Donaldson is a throwback goal-line hammer who converts short-yardage situations with his 6-2, 230-pound frame and punishing contact balance. He scored 40 career rushing touchdowns across four college seasons, and every coaching staff he played for trusted him inside the five — that's not an accident. The limitations are real, though: he lacks breakaway speed, generated almost no explosive plays at Ohio State (one run over 15 yards all season), and his 3.8 YPC behind one of the best offensive lines in college football is a red flag. He's a roster-bubble power back whose NFL path runs through special teams value, pass protection reliability, and carving out a Kareem Hunt-style short-yardage role off the bench.
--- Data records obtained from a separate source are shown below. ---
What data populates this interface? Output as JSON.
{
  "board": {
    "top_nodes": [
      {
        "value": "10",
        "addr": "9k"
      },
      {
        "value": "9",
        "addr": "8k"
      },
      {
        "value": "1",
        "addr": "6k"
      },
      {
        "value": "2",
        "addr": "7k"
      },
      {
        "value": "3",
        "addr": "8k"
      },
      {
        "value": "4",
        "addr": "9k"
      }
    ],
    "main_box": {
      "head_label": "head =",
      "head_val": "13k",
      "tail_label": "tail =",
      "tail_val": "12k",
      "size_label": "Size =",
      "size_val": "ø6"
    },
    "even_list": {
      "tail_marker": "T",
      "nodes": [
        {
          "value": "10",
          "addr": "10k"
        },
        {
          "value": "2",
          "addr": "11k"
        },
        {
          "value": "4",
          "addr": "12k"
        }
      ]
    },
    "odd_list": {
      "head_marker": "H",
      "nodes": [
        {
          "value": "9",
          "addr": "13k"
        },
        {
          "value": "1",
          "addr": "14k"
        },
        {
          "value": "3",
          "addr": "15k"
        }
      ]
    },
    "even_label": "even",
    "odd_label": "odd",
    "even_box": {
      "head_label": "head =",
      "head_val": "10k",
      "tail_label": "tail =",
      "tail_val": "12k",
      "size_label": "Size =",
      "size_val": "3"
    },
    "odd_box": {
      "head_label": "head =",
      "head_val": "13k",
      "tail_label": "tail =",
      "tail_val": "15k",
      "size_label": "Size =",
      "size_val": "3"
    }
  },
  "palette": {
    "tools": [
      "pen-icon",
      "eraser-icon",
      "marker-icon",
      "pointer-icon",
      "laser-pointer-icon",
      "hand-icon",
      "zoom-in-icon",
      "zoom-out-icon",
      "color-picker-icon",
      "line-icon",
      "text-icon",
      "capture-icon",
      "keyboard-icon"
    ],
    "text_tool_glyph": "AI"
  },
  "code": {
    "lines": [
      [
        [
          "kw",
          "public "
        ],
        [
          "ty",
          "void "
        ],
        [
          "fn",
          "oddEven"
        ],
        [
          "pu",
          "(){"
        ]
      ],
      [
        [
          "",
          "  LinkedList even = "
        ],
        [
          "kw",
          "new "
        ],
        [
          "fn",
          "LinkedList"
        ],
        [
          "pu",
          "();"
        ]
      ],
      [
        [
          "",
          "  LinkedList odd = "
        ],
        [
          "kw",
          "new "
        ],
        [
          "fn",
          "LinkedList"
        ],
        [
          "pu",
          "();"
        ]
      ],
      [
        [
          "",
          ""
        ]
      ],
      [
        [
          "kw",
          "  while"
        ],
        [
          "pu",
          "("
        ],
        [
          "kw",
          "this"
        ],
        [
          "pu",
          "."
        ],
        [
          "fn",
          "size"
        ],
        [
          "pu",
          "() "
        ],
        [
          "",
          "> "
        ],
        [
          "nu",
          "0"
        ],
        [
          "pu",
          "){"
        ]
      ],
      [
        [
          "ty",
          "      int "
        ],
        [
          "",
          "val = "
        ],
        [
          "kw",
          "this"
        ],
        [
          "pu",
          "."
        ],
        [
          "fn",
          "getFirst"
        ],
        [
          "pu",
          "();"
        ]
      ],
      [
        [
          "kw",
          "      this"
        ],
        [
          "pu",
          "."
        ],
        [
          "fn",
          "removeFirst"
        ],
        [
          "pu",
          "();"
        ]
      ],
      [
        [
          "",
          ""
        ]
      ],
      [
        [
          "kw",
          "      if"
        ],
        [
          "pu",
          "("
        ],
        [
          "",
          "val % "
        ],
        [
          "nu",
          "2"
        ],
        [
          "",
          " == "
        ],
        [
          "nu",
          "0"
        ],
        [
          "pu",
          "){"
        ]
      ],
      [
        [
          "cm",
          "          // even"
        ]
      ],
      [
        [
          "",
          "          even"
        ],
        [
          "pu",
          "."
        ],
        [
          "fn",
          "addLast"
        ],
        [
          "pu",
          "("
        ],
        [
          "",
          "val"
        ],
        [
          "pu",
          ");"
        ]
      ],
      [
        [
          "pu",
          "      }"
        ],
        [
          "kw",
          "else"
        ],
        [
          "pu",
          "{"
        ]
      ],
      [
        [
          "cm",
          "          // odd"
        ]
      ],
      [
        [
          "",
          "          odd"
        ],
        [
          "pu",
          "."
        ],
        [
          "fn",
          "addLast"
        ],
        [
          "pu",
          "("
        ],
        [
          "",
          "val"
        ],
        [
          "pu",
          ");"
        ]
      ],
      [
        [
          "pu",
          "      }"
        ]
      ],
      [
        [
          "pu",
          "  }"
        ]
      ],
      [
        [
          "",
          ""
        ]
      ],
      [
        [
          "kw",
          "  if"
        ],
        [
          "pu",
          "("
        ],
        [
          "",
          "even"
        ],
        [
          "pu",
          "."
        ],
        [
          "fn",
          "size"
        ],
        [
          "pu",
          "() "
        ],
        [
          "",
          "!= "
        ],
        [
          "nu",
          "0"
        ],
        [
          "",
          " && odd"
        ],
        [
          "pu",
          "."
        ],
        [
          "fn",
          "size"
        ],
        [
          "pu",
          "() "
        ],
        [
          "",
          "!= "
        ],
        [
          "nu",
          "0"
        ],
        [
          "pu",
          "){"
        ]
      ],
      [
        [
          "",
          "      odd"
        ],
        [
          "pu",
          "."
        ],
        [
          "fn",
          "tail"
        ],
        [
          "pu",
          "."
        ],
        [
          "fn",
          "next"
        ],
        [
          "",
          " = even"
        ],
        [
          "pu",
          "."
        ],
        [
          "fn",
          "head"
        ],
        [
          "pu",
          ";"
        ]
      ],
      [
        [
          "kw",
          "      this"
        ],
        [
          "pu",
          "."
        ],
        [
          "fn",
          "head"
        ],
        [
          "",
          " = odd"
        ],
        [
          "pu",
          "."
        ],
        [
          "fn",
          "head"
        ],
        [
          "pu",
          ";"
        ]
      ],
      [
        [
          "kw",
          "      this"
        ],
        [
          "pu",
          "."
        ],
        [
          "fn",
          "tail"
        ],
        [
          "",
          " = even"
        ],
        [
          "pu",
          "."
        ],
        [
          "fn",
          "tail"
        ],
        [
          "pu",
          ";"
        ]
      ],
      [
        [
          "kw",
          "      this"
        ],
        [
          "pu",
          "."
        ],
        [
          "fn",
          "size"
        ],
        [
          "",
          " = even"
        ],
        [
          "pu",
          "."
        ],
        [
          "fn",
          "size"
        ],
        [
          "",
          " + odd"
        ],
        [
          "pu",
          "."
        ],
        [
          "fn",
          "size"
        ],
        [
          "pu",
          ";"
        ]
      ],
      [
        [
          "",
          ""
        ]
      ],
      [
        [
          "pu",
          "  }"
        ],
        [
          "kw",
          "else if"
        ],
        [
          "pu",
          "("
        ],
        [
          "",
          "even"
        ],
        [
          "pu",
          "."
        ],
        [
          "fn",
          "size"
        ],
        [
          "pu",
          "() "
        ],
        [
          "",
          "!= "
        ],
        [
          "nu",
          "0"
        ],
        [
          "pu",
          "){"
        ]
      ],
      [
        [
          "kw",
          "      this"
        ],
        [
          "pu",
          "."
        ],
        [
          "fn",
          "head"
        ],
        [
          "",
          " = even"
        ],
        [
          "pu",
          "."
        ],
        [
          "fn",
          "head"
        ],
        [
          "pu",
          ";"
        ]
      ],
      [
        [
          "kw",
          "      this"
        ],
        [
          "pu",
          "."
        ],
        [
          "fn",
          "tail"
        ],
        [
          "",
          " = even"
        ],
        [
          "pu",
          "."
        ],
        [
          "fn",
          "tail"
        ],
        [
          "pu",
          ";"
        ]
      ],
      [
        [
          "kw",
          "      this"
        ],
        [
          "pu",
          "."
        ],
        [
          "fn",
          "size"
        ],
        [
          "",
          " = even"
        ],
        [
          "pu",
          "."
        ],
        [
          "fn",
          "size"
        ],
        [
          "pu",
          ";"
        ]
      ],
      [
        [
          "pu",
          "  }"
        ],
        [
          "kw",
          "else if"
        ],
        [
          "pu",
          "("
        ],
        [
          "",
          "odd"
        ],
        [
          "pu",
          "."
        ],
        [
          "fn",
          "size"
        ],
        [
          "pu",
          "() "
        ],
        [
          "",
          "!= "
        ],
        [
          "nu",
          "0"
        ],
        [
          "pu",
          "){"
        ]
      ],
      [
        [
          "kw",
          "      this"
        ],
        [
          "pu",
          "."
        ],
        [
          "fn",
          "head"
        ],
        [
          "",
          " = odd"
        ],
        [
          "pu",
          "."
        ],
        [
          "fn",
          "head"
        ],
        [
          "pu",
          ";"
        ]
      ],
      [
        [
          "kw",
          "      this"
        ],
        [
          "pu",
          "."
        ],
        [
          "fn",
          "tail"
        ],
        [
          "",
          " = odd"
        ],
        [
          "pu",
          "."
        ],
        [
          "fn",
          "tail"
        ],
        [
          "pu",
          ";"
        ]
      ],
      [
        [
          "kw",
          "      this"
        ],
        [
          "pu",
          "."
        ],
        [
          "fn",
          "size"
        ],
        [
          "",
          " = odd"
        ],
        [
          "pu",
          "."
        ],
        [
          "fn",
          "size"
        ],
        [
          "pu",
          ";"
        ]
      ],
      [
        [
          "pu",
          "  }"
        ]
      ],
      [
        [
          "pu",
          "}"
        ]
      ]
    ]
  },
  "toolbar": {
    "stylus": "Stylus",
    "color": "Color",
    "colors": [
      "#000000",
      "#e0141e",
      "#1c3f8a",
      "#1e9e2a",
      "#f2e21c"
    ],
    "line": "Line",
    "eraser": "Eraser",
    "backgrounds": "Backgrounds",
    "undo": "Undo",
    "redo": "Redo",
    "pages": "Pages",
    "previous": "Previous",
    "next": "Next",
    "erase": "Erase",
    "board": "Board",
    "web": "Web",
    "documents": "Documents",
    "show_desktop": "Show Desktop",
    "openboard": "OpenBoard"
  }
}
- Elite goal-line and short-yardage touchdown production: 40 career rushing TDs, scored 10+ in three consecutive seasons
- Powerful frame (6-2, 230) with plus contact balance — absorbs hits and drives the pile for positive yardage consistently
- Reliable pass protector who was trusted to pick up blitzes at Ohio State behind one of the nation's best QBs
- Former TE recruit with latent receiving upside — 40 career receptions and soft hands for his size
- Alarming lack of explosive plays: just one run longer than 15 yards in his entire senior season at Ohio State
- Below-average timed speed for the position (estimated 4.64 forty), limiting his ability to threaten outside or on second-level runs
- 3.8 YPC at Ohio State suggests limited ability to create behind a dominant offensive line — vision or burst questions persist
- Underwhelming East-West Shrine Bowl performance (18 yards on 8 touches) did nothing to change the late-round/UDFA narrative
Similar physical profile — big-bodied, downhill power back who scores touchdowns inside the five but lacks the burst to be a featured runner. NFL role will be defined entirely by goal-line and short-yardage efficiency.